Treatment for a pulled hamstring depends on its severity, which can only be determined by a doctor. The treatment may consist primarily of rest, followed by rehabilitation exercises when supportive wrapping is no longer needed. Tape, plaster splints, or a cast may be applied, and crutches may be needed. Once the acute stage has passed, gentle stretching exercises with a mild strengthening program should be initiated.

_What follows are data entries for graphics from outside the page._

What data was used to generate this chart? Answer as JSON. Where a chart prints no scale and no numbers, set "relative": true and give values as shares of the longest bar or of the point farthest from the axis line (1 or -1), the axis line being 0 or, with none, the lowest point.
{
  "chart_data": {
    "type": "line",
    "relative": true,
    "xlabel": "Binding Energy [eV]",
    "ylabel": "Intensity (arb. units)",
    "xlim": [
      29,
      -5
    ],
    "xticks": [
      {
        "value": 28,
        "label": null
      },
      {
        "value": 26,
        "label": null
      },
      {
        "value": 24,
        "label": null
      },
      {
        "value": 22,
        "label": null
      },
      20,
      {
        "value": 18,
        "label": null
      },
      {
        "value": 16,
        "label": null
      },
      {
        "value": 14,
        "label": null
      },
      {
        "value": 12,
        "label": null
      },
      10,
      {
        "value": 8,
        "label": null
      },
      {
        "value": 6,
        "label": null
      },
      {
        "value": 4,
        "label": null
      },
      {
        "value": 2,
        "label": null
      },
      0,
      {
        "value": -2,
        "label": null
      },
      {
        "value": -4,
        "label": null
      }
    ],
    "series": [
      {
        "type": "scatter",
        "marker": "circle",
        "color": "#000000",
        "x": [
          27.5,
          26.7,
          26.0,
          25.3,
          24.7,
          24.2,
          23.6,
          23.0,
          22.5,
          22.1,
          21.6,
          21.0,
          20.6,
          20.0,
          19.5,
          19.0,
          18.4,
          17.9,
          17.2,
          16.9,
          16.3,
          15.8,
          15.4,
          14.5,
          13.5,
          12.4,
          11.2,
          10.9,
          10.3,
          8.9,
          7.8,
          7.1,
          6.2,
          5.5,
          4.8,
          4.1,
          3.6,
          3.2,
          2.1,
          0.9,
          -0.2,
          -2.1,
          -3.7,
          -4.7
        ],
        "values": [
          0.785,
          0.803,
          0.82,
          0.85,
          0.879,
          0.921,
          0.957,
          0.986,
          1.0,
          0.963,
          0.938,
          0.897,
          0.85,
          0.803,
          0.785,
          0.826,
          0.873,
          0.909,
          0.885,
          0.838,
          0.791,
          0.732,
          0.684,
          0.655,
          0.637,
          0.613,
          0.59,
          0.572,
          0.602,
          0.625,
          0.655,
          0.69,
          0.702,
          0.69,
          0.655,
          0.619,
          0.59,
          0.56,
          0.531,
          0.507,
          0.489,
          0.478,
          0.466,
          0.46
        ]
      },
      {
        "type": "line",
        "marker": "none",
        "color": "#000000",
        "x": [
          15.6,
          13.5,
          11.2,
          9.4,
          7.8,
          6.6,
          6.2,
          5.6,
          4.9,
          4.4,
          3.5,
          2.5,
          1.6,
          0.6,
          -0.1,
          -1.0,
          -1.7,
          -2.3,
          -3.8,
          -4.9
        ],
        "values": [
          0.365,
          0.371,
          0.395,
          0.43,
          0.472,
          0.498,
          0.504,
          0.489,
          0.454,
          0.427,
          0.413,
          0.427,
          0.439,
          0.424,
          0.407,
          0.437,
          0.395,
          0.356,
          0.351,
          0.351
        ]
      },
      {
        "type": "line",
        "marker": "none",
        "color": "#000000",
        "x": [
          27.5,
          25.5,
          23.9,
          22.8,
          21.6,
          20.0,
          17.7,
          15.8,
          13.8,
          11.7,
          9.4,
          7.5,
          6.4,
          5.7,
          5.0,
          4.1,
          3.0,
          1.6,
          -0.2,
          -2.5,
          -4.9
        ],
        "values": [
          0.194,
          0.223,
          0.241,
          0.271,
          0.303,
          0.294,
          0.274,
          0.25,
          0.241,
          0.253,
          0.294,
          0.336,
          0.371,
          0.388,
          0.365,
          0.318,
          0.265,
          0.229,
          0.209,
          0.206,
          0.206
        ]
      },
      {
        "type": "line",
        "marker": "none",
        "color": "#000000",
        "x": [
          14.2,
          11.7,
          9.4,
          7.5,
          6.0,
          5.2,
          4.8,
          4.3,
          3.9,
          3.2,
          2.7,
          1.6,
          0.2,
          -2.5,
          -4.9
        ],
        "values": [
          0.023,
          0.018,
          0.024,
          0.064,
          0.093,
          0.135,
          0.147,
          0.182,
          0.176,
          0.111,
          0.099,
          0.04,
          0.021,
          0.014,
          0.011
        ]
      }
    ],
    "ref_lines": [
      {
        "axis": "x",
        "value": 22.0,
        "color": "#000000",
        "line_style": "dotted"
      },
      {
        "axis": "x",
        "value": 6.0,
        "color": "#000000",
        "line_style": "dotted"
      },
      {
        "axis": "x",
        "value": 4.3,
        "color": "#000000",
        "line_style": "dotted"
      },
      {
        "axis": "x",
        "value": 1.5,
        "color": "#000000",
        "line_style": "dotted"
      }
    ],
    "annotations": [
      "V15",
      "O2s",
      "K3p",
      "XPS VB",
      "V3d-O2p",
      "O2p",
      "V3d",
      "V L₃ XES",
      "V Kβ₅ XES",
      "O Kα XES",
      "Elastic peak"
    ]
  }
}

Gradual increase in activity is recommended and physical therapy may be prescribed. The best treatment, though, is prevention with stretching exercises to maintain the appropriate length of the muscles and use of protective equipment during participation in contact sports. Average healing time for a mild strain (grade 1) is 2-10 days, for a moderate strain (grade 2) 10 days to 6 weeks, and for a severe strain (grade 3) 6-10 weeks.

A calf strain involves injury to the muscles and tendons in the lower leg (calf). Signs and symptoms of a calf strain include pain when moving or stretching the foot or ankle; muscle spasm in the calf; swelling over the injury; loss of strength (grade 2 or 3 injury); "crackling" feeling and sound when the injured area is pressed with fingers; calcification of the tendon or muscles (seen with X-ray); and inflammation of the tendon sheath.

Treatment for a calf strain involves R.I.C.E. (rest, ice, compression and elevation), and whatever schedule prescribed by your physician. A cast or splints are sometimes necessary. Begin rehabilitation exercises when supportive wrapping is no longer needed. A mild strain (grade 1) heals in about 2-10 days; a grade 2 (moderate) strain requires 10 days to 6 weeks; and a severe (grade 3) strain 6-10 weeks.